Trois affaires en une
dans l’hebdo N° 974 Acheter ce numéro
L’affaire de l’Arche de Zoé est à double ou à triple fond. D’abord, il y a tout le drame humanitaire de ces gamins, en majorité tchadiens, et non soudanais, comme le prétendaient (ou le croyaient) les dirigeants de l’ONG et comme ils le faisaient croire aux familles d’accueil, dont il ne faut pas oublier non plus la détresse. Il y a aussi une affaire d’ONG, au mieux totalement irresponsable, qui risque de jeter injustement l’opprobre sur des associations qui, elles, respectent une éthique scrupuleuse. Cette Arche de Zoé n’est pas, par exemple, membre de la Coordination Sud, ses dirigeants ne sont jamais passés devant le comité d’adhésion de ce réseau totalement transparent. Il ne faudrait pas que cette affaire justifie une mise en cause de l’indépendance d’ONG qui « s’autosurveillent et s’autodisciplinent », comme le souligne Henri Rouillé d’Orfeuil, le président de la Coordination Sud.
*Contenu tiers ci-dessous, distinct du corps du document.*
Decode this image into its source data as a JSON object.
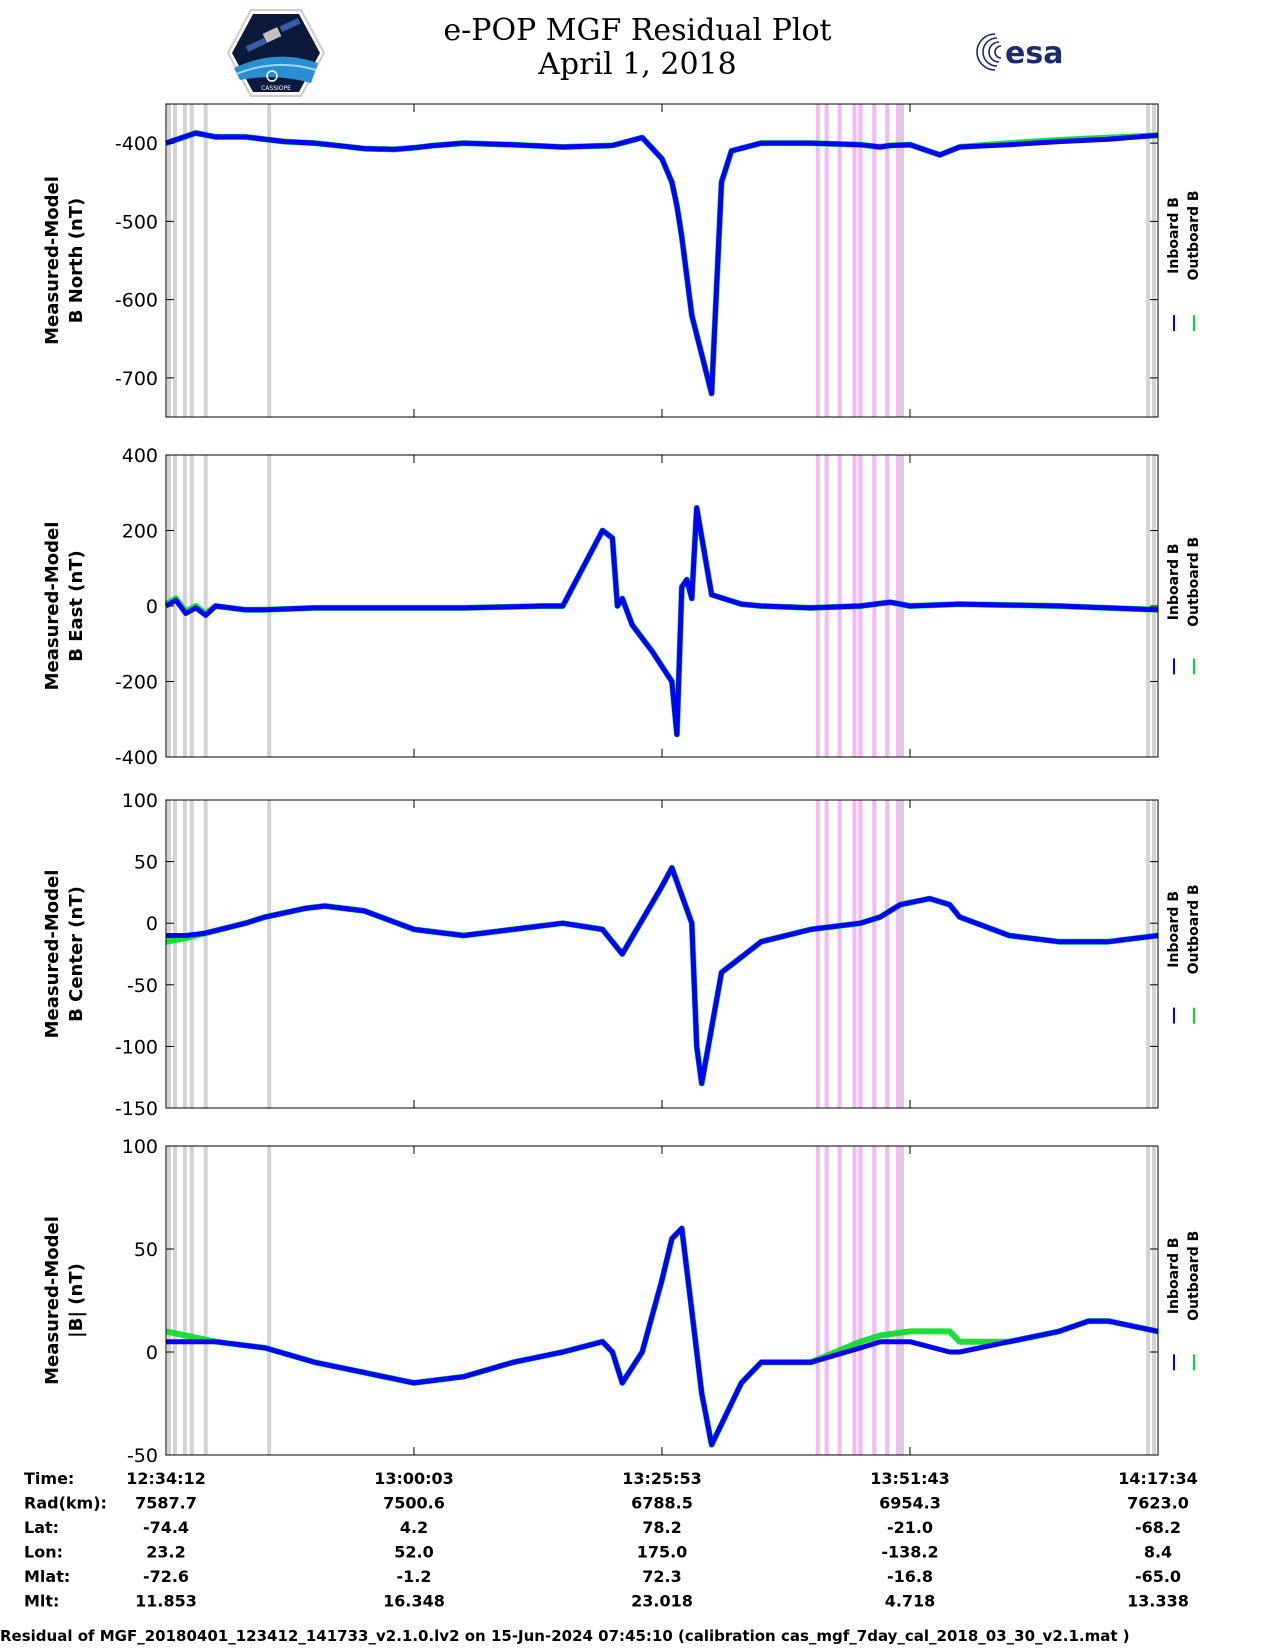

Et puis il y a l’affaire politique. Malgré plusieurs correctifs de trajectoires, la nouvelle diplomatie française continue d’emboîter le pas aux États-Unis de George Bush et au lobby « Save the Darfour ». Certes, on n’est plus dans l’hypothèse BHL-Kouchner, qui prônait une entrée en guerre de la France au Soudan. La grille de lecture type « choc des civilisations », qui expliquait tout par un conflit interreligieux, a reculé à l’épreuve de la réalité. Mais la France se veut encore le fer de lance d’une initiative européenne à la frontière soudano-tchadienne. Le président tchadien, Idriss Déby, qui y était plutôt hostile, trouve ici argument pour contrecarrer le projet français, et peut-être aussi un élément de pression sur Paris. D’où la violence, inhabituelle dans ce genre de circonstances, avec laquelle Paris accable les responsables de l’Arche de Zoé. Il s’agit de dépolitiser au maximum cette affaire, fût-ce en abandonnant ces gens à leur sort. Et à faire croire, contre toute évidence, que la France, dont l’armée est omniprésente au Tchad, ignorait tout. Qu’ils soient irresponsables est probable. Cela ne fait pas d’eux des trafiquants d’enfants ou des assassins.